The elderly lady behind the screen, telling the young-voiced female doctor about her drinking, about her “lovely, caring” assistant Pearl who found her and called the ambulance. “How much whisky do you drink?”.
“Well I’ve only drunk three times today, once at breakfast, just a tot”,
“You know my mother came round my house, she came round my house when I was out and COMMITTED SUICIDE”.
When the screens were removed you could see the dark, dark bags under her eyes. Too old and unlovely to be softly described anymore as “circles”.
The next day, the elderly lady in the next bed along, with one of those lovely old precise, English, accents. BBC English and women in WAAF uniforms making wartime radio broadcasts. A stroke? Aphasia? She spoke so clearly, but of tumblers and weasels and other nonsensical things fitted neatly into what were clearly normal sentence lines, whilst the male doctor gently questioned her. Her daughter (?) tried to reassure, “you’ll be back to normal soon, they say”.

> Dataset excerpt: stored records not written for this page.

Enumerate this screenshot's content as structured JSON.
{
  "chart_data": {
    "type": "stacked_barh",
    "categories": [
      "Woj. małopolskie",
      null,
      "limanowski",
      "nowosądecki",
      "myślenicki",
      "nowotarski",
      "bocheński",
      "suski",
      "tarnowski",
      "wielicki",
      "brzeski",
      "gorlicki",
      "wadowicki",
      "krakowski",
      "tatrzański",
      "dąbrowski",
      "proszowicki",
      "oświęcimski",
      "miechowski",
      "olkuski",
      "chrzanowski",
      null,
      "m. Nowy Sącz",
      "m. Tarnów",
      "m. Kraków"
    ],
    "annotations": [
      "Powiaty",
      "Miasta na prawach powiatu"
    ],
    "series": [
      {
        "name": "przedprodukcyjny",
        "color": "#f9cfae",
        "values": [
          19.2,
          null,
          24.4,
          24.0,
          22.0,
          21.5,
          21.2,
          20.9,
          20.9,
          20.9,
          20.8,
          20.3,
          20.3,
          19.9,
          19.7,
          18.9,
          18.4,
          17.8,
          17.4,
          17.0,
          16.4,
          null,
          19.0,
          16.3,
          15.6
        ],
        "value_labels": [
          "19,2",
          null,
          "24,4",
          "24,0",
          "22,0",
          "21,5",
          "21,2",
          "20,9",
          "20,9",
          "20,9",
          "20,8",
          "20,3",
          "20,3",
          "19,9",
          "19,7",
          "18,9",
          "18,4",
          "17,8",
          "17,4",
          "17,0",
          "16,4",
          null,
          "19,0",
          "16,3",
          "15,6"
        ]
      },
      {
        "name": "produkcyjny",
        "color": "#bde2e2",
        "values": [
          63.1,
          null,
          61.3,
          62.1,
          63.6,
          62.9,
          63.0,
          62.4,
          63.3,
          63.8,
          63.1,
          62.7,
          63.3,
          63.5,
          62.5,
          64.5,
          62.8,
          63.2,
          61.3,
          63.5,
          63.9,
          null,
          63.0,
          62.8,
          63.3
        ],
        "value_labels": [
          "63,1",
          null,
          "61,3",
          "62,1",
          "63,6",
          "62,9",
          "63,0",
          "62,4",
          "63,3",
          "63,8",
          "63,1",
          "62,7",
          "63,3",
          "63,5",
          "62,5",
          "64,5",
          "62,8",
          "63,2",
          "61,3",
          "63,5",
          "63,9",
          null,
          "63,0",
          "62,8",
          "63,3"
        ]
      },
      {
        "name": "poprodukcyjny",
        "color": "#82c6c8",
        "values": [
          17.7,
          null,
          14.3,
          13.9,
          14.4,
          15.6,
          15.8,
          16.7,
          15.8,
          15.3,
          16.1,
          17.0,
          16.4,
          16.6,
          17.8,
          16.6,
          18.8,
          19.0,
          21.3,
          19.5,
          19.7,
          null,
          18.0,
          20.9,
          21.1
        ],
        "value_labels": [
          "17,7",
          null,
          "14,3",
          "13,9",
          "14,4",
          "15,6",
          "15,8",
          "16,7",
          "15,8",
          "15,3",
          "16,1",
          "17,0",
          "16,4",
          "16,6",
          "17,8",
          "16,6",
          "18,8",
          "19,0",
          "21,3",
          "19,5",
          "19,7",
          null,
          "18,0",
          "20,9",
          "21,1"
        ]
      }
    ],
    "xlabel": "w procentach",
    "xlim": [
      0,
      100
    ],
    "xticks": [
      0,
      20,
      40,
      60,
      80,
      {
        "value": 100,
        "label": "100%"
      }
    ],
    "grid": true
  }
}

Leaving the Acute Assessment Unit at 8pm, 9pm (?) to look for a sandwich for my father in a darkened and mostly-asleep hospital. All the vending machines are full of processed sugar in colourful packets. He is tired and diabetic and missed his roast chicken dinner whilst a chirpy, long-haired paramedic lady tried to assess my mother. A genuine immediate trauma case (no)? Instead then someone who nevertheless needs to be admitted somehow whilst avoiding the long wait and germs of evening A&E (chemo suppresses the immune system, you know). She somehow sneaked her in to a bed via the AAU instead. Maybe she saved her life. Maybe she dragged out the inevitable. I don’t know. My sister plans to send her a thank-you card anyway.
Whatever happens now I will still happily sign that card.